In clinical situations, pressure parameters derived from cardiac catheterization are important indicators for PVR. We found that CMR-derived GPSmin and GPSmax were significantly correlated. The advantage of CMR with respect to cardiac catheterization is its accurate volume measurement and low invasiveness. However, its weakness is an inability to measure the pressure in the cardiac cavity or blood vessels. Surgical indications for PVR include volumetric parameters (e.g., RV dilatation) and pressure parameters (e.g., RVP/LVP). The estimation of pressure-derived parameters using our method has the potential to overcome CMR’s weakness. Because our strain analysis requires only short-axis cine CMR, a well-established method without the need for additional imaging, a wider range of applications could be expected.

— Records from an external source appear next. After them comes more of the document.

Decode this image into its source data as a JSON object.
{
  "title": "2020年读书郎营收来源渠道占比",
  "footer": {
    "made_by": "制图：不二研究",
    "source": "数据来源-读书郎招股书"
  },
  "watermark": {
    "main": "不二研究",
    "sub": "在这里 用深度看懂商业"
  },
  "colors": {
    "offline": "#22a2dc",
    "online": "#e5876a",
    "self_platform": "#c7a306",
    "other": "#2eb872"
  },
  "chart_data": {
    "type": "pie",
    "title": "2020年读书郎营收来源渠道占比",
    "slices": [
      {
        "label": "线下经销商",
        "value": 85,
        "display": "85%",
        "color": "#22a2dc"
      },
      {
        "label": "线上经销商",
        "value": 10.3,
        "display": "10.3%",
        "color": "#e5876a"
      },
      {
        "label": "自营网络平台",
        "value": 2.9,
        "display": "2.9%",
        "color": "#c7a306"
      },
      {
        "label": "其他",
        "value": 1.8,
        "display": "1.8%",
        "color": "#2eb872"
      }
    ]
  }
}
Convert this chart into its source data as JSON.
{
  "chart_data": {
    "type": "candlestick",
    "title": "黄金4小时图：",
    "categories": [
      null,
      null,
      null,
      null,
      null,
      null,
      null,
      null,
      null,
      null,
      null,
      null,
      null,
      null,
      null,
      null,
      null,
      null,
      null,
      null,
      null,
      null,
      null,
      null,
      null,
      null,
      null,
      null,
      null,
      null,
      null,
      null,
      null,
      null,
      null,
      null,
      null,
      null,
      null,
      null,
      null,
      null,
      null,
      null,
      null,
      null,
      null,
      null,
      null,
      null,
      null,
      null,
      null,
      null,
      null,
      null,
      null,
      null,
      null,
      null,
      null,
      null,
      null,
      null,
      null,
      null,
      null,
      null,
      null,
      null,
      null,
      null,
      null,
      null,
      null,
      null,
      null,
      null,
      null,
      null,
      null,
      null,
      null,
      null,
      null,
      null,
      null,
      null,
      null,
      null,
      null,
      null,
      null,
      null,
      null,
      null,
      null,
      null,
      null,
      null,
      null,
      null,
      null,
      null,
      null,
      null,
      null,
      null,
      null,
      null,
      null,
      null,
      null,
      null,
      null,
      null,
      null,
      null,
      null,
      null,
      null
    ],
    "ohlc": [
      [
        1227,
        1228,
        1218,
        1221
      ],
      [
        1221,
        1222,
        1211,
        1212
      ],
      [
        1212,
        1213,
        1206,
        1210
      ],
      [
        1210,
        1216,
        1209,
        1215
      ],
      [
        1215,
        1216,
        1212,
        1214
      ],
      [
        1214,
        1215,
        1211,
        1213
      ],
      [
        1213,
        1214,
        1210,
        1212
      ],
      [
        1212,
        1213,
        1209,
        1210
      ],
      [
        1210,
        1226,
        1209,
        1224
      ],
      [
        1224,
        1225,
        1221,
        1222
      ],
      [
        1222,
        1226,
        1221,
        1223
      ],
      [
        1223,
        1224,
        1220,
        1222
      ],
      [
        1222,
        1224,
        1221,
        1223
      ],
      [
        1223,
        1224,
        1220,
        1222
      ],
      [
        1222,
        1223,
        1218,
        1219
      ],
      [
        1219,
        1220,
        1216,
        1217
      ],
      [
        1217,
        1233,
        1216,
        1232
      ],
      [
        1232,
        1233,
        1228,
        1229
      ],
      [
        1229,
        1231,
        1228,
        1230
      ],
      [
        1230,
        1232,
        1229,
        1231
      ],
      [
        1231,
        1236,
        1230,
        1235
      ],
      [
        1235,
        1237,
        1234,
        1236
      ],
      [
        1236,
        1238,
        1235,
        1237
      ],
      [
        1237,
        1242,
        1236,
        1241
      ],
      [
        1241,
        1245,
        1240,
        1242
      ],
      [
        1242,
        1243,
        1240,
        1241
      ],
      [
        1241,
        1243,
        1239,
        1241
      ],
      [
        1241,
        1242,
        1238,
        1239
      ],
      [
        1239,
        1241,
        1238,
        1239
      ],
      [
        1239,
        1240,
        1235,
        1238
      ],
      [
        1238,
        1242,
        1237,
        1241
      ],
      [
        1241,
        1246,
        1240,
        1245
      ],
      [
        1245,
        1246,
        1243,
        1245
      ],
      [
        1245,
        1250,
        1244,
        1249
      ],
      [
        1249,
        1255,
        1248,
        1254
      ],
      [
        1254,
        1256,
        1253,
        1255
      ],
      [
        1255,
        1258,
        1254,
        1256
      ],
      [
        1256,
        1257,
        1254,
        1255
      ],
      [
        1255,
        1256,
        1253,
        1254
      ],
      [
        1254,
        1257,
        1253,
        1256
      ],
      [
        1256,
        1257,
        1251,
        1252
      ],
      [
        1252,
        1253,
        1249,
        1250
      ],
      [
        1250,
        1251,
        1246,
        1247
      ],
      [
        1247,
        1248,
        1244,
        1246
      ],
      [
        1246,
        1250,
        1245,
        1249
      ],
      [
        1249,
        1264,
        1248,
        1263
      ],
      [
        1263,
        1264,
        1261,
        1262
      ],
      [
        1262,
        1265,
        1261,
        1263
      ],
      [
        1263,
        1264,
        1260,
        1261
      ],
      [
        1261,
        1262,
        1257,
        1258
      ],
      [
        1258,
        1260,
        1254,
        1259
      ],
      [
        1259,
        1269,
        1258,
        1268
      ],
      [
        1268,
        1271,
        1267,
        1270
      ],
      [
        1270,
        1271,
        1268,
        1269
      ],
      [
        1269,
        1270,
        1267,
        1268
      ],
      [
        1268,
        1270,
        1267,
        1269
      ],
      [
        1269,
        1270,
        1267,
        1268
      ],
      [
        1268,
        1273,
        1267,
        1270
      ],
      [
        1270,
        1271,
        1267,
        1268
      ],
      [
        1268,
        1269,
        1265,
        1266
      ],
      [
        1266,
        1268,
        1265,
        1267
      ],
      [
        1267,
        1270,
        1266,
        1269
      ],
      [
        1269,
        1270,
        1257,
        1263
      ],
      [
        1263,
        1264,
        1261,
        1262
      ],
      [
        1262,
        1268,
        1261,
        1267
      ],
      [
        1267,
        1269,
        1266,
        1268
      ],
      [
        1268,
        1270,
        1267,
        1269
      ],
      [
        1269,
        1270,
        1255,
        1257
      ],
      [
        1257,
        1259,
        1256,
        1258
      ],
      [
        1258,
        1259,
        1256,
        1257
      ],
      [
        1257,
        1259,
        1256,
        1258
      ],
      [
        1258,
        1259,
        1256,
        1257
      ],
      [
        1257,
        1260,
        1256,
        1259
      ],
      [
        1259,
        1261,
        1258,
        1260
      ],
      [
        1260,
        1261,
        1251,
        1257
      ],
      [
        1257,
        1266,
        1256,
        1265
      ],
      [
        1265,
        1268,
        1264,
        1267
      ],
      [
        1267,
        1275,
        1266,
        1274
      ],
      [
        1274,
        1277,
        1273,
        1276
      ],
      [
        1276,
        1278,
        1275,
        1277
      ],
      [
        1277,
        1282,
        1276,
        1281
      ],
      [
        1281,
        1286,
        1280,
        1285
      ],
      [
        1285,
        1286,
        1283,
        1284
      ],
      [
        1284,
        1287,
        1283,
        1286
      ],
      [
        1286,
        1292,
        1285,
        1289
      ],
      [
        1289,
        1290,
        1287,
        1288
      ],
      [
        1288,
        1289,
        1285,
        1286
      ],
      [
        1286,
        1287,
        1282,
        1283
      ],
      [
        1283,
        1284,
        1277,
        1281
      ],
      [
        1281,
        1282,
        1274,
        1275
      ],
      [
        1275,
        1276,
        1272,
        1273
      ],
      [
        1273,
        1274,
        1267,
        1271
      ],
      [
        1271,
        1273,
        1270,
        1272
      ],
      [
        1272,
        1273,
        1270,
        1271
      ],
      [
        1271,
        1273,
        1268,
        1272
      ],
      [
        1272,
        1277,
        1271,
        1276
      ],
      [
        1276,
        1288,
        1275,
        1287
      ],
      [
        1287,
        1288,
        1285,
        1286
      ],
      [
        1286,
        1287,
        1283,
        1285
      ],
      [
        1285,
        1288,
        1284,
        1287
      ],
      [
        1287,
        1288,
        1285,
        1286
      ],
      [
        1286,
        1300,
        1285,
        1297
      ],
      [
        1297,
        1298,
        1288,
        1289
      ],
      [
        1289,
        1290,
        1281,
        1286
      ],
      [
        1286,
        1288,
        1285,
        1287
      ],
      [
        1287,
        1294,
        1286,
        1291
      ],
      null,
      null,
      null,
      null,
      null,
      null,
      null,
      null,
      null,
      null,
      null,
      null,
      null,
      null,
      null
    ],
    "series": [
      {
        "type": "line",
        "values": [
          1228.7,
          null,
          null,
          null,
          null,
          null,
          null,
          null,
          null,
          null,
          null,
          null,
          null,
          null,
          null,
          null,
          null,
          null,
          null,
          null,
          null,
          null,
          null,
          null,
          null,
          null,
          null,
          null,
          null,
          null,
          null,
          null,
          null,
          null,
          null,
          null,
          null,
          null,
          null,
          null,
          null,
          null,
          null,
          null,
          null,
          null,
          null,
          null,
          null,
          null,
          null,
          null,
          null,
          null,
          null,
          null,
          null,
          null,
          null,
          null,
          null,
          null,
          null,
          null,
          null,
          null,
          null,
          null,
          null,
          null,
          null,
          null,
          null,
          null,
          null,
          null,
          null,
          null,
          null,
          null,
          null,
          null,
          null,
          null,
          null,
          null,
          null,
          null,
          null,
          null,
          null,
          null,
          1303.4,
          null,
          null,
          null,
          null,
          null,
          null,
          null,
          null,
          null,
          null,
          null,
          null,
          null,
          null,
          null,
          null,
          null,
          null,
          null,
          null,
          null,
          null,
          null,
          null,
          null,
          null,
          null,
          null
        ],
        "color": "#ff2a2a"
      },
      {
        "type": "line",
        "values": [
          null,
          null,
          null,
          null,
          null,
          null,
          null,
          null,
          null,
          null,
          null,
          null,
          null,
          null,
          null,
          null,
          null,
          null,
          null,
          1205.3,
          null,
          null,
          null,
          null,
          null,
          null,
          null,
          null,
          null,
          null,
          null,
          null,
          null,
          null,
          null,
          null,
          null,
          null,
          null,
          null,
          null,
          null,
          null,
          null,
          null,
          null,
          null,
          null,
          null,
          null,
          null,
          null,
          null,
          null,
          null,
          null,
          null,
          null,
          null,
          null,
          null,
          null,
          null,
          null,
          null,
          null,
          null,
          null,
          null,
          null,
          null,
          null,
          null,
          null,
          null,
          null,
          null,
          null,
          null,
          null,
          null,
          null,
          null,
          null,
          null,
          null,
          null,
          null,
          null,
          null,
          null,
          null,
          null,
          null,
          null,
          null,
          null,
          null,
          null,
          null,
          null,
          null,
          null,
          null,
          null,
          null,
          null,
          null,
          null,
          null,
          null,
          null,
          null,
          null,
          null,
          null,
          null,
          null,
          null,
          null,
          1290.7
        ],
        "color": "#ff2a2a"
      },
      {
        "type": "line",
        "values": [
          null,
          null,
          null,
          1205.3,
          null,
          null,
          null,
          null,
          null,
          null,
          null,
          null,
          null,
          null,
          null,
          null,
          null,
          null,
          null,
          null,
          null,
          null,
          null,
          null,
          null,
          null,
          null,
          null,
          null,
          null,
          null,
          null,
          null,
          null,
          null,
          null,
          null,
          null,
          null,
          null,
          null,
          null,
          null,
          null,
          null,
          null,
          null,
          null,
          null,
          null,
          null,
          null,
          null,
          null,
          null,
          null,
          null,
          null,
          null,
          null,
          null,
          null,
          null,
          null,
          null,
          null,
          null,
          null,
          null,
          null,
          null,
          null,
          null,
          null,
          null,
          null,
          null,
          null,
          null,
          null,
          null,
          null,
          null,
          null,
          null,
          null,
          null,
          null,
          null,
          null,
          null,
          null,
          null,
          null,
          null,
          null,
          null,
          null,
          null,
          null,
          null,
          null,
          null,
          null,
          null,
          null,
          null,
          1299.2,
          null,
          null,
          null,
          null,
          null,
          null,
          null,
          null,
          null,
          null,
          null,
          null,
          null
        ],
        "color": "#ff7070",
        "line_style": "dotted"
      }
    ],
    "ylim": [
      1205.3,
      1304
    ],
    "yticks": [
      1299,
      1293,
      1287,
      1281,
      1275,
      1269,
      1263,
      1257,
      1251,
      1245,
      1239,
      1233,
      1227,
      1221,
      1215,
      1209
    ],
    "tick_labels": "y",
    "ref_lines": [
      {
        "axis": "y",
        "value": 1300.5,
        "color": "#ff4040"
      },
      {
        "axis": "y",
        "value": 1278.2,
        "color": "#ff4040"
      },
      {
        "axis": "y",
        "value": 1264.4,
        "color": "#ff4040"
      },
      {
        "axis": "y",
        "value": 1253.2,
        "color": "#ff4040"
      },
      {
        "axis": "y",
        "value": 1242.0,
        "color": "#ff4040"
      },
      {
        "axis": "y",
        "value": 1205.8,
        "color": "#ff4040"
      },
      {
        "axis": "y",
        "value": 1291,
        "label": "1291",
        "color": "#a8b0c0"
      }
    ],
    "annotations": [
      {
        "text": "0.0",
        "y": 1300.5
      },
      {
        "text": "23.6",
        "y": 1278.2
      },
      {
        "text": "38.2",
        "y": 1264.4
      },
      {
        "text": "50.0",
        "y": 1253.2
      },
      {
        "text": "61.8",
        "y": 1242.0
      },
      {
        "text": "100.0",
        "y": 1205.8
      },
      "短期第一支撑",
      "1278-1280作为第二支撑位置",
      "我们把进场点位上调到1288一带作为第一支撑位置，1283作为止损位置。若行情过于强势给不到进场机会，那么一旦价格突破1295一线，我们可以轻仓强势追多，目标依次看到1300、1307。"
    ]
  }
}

We acknowledge that our strain analysis with radially reconstructed long-axis cine CMR was based on the original in-house algorithm. Although measurements of RV PS with echocardiography using commercial software have been reported [17, 18], no software has been established for RV PS for CMR. We considered that the values of PS, GCS, and GLS were clinically reasonable and reliable in the study populations. Furthermore, the reproducibility of the strain measurements with radially reconstructed long-axis images was compared with CMR-derived strain measurements using feature tracking [19, 20]. For future research, it will be necessary to verify the technique by applying the analysis to different right heart diseases and investigating their relationship with other clinical indicators and prognoses.
In this cohort, the three-dimensional PS revealed impaired RV myocardial motion after PVR. In TOF patients before and after PVR, changes in GCS and GLS with respect to the control group might be due to RV remodeling. PS values reconstructed by short-axis CMR images were correlated with the parameters of pressure overloading with cardiac catheterization.